The chances of surviving cardiac arrest in the hospital have improved nearly 12 percent in the last decade, possibly because of the introduction of new treatment approaches and guidelines, including therapeutic hypothermia. “Post Cardiac-Arrest Mortality Is Declining: A Study of the U.S. National Inpatient Sample 2001–2009,” which was published in Circulation, adds that the lowered mortality rate for cardiac arrest is a fact that sneaked up on us.
Researchers used the 2001–2009 U.S. National Inpatient Sample (NIS), a national hospital discharge database, to determine the mortality rates. In that time, nearly 1.2 million people were hospitalized with the condition. The in-hospital mortality rate decreased from 69.6 percent to 57.8 percent. “The mortality rate declined across all analyzed subgroups, including gender, age, race, and stratification by comorbidity,” the study states.

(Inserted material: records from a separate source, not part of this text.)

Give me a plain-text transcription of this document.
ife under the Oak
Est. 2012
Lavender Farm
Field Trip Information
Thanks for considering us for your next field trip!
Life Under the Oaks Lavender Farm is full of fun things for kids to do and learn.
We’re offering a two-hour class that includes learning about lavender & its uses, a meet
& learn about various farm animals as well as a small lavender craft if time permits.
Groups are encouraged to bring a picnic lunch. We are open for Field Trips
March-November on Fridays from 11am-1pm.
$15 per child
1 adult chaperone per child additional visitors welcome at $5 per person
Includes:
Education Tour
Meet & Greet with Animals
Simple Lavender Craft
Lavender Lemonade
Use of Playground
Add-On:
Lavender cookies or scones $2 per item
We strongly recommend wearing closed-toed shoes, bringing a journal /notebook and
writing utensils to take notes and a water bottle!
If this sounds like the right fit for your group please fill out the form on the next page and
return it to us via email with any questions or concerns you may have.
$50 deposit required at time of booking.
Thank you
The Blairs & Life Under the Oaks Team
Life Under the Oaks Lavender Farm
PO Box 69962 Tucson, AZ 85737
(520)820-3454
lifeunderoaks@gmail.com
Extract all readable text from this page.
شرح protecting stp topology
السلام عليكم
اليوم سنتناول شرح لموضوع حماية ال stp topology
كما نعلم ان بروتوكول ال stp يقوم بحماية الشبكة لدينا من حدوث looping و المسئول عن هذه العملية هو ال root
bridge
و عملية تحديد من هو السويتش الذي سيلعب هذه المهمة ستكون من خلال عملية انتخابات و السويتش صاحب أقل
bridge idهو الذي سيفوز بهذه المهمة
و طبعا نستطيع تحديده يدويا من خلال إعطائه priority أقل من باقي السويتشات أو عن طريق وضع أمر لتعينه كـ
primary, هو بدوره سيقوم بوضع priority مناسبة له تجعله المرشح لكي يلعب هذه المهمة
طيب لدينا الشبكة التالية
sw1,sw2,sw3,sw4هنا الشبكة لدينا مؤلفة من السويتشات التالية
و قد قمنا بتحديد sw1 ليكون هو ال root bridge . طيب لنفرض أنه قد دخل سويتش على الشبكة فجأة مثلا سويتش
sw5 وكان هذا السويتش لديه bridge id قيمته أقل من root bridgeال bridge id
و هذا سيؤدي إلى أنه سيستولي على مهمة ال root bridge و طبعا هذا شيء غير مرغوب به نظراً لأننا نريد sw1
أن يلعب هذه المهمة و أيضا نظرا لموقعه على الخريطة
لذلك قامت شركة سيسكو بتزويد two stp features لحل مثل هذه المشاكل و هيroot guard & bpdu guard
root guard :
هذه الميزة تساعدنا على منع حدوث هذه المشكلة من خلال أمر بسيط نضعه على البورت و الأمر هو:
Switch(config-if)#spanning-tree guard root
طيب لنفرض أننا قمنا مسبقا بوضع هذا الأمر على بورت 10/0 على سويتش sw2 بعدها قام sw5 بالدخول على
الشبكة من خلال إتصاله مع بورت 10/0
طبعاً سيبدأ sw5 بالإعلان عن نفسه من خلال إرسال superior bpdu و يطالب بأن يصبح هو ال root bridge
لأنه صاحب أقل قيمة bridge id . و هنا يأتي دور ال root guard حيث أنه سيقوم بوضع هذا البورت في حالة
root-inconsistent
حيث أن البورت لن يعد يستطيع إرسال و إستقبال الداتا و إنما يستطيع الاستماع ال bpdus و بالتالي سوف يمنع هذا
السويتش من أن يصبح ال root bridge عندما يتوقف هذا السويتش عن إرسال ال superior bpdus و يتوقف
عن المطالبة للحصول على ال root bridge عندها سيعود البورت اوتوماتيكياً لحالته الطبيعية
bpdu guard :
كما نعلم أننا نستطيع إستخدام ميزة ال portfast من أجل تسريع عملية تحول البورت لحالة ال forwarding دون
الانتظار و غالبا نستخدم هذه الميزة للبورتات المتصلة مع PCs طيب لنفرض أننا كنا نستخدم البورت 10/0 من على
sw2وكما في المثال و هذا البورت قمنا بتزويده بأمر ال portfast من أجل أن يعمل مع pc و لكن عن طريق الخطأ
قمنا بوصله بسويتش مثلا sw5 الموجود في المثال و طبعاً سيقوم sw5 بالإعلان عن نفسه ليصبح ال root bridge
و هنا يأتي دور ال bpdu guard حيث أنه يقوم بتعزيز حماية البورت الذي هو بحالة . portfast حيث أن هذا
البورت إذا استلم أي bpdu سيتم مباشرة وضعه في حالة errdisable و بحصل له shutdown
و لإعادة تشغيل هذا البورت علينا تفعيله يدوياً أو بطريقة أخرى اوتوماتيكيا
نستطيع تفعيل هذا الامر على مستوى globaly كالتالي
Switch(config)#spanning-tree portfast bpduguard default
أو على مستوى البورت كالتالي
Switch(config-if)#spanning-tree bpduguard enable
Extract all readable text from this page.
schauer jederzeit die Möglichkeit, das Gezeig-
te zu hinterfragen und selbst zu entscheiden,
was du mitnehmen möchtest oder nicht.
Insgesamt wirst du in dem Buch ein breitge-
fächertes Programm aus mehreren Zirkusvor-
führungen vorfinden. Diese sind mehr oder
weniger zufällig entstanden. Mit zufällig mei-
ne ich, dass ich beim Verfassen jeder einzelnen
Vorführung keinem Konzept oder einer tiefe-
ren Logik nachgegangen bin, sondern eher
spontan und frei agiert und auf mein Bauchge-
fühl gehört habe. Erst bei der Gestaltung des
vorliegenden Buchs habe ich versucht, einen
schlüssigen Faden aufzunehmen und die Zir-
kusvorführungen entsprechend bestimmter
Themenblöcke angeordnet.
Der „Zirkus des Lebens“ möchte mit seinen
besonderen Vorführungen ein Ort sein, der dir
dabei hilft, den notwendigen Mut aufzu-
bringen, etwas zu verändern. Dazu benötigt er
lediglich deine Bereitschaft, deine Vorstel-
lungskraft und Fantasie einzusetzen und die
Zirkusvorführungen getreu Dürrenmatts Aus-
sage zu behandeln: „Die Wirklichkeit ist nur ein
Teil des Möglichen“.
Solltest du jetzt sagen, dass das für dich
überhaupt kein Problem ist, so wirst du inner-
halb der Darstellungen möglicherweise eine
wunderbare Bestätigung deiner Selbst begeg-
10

Researchers stress that the numbers are for people who survive long enough to make it to the hospital. Many aren’t so fortunate. The study cites new guidelines by the American Heart Association that stress CPR without mouth contact and easy-to-use automated external defibrillators for shockable arrhythmias. They also cite randomized trials that “showed that induced hypothermia reduces mortality and improves neurologic outcomes in patients with out-of-hospital ventricular fibrillation cardiac arrest.” The idea is to cool the body by IV saline, cooling blankets, or ice packs. That helps protect the brain until the patients can be slowly re-warmed.
Alejandro Rabinstein, MD, of the Mayo Clinic, lead researcher, tells Managed Care, “Our analysis … cannot discriminate between the various factors that may have contributed to the decline (better access to defibrillators, early coronary interventions, and therapeutic hypothermia, among others), thus providing indirect data to justify their application and expense. The improvement in mortality correlated with the gradual implementation of therapeutic hypothermia, but we cannot prove that this treatment was a major determinant for the improved outcomes.”
Still, changes in the care of these patients, rather than a change in the population itself, probably led to this decline in mortality. “The improvement in mortality was not explained by a change in the demographics or comorbidities of the patients with cardiac arrest,” says Rabinstein. “In fact, mortality diminished in recent years although resuscitated patients had more comorbidities at baseline. This is a reason not to give up on these patients before attempting aggressive resuscitation measures.”